I searched behind the sofa cushions for bitcoin.
We were going grocery shopping.
Old Man Winter had covered the roads with butter, but they were passable.
I parked the car and joined the happy throng in search of victuals.
We had a list for guidance and filled the shopping cart with the things we needed.
My wife needed to consult with the pharmacy about our new insurance because our old company no longer exists except in our polished memories.
She told me to stay by the cart and she’d be right back. My two jobs while shopping are to gather items from the top shelves out of my wife’s reach, and to stay by the cart. I doubted the “right back” part.
Gentlemen, start your shopping carts. I had a buggy full of groceries and time to waste.
I went for a walk and roll.
I perused the pizza and ice cream sections looking for pizza and ice cream loaded with vitamins and fiber. People gave me advice about ice cream, but not about pizza. I moved to the health food area, which was a hop, skip, jump, lunge and a couple of burpees away. I needed a prescription to read the backs of the cereal boxes there and had an urge to visit the restroom after reading about that much fiber. There was more fiber in one box of cereal than in the sofa cushion that hadn’t hidden a single bitcoin.
I steered the shopping cart to the other cereal aisle. The one where the breakfast foods from Lucky Charms to Grape-Nuts loomed from the shelves. Dad ate Grape-Nuts. He consumed it first thing in the morning because he knew something better would happen to him later that day. It had to.
I ate Grape-Nuts when I ran out of “my growing boy cereal,” which was Wheaties (Breakfast of Champions). I called Grape-Nuts gravel, but that was unfair.
Wheaties were advertised on WCCO Radio in 1926 by the first pre-recorded commercial jingle that went something like this: “Have you tried Wheaties? They’re whole wheat with all of the bran. Won’t you try Wheaties? For wheat is the best food of man. They’re crispy and crunchy the whole year through. The kiddies never tire of them and neither will you. So just try Wheaties. The best breakfast food in the land.”
It’s impossible to keep from dancing to that.
As I amused myself while waiting for my wife, I became a kid in a cereal store. There used to be a lot of enjoyable reading on the back of a cereal box. There were interesting facts that let me know if I was about to be fortified with my daily minimum requirement of riboflavin, and challenges of connect-the-dot mazes. The cereal box was the morning newspaper for children. There were hidden treasures to be found in boxes of cereal. Whistles, secret decoder rings, trading cards and baking soda-powered submarines.
As my eyes darted from one brightly colored package to the next, each one declaring itself delicious; none claiming to taste like disappointment. So much for truth in advertising.

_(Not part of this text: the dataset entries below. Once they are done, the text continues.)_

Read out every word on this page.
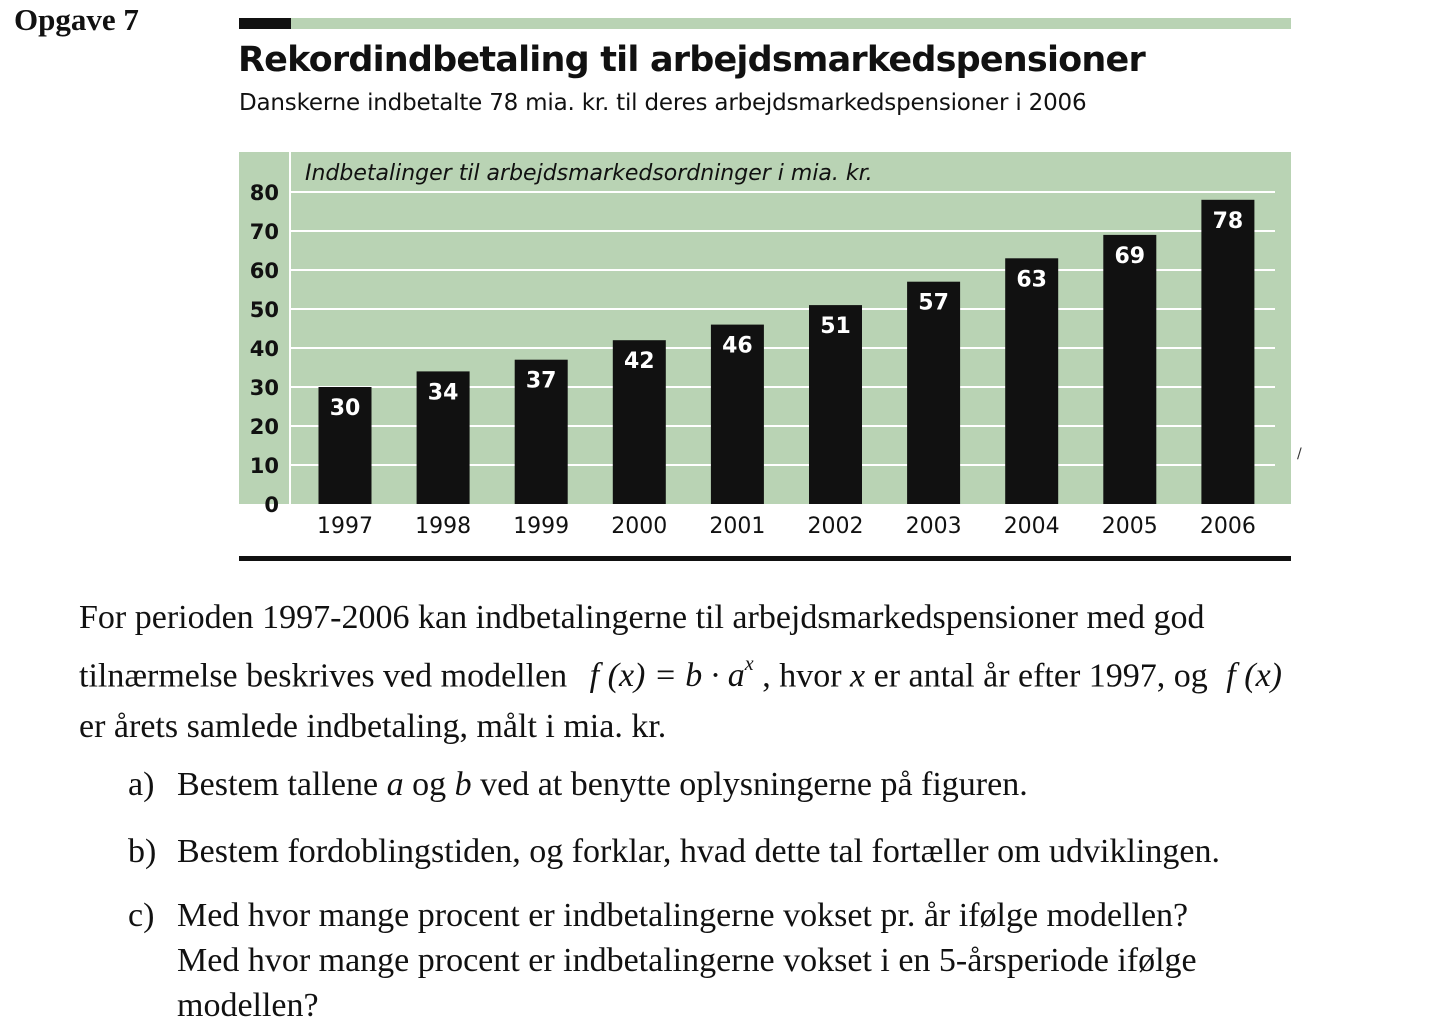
Opgave 7
Rekordindbetaling til arbejdsmarkedspensioner
Danskerne indbetalte 78 mia. kr. til deres arbejdsmarkedspensioner i 2006
0
10
20
30
40
50
60
70
80
Indbetalinger til arbejdsmarkedsordninger i mia. kr.
30
1997
34
1998
37
1999
42
2000
46
2001
51
2002
57
2003
63
2004
69
2005
78
2006
/
For perioden 1997-2006 kan indbetalingerne til arbejdsmarkedspensioner med god
tilnærmelse beskrives ved modellen f $(x) = b \cdot a^x$ , hvor x er antal år efter 1997, og f (x)
er årets samlede indbetaling, målt i mia. kr.
a) Bestem tallene a og b ved at benytte oplysningerne på figuren.
b) Bestem fordoblingstiden, og forklar, hvad dette tal fortæller om udviklingen.
c) Med hvor mange procent er indbetalingerne vokset pr. år ifølge modellen?
Med hvor mange procent er indbetalingerne vokset i en 5-årsperiode ifølge
modellen?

As I stared at cereal boxes staring back at me, I remembered the day a chipmunk got into the house. It made a wrong turn, but my wife prefers her chipmunks outdoors. She yearned to hear the pitter-patter of tiny feet going out an open door to the great outdoors. An outraged dog and cat were locked in a room without a chipmunk. Having a free-range chipmunk in the house isn’t as rare as unicorn tears, but it’s not conventional. The tiny rodent had taken refuge under the living room sofa. My wife placed a line of peanuts on the floor leading from the sofa to the open door to entice the chipmunk outside.
Time passed as if we were waiting for a chipmunk to leave.
Cap’n Crunch might have worked better. How could a chipmunk ignore those tiny, yellow corn and oat pillows?
Later than sooner, the little mammal grew homesick and vacated the premises.
I’d decided to get a box, but which one? I couldn’t use the toy inside as the deciding factor.
I tossed Cap’n Crunch into our shopping cart.
We’ll be ready for the spring chipmunk invasion.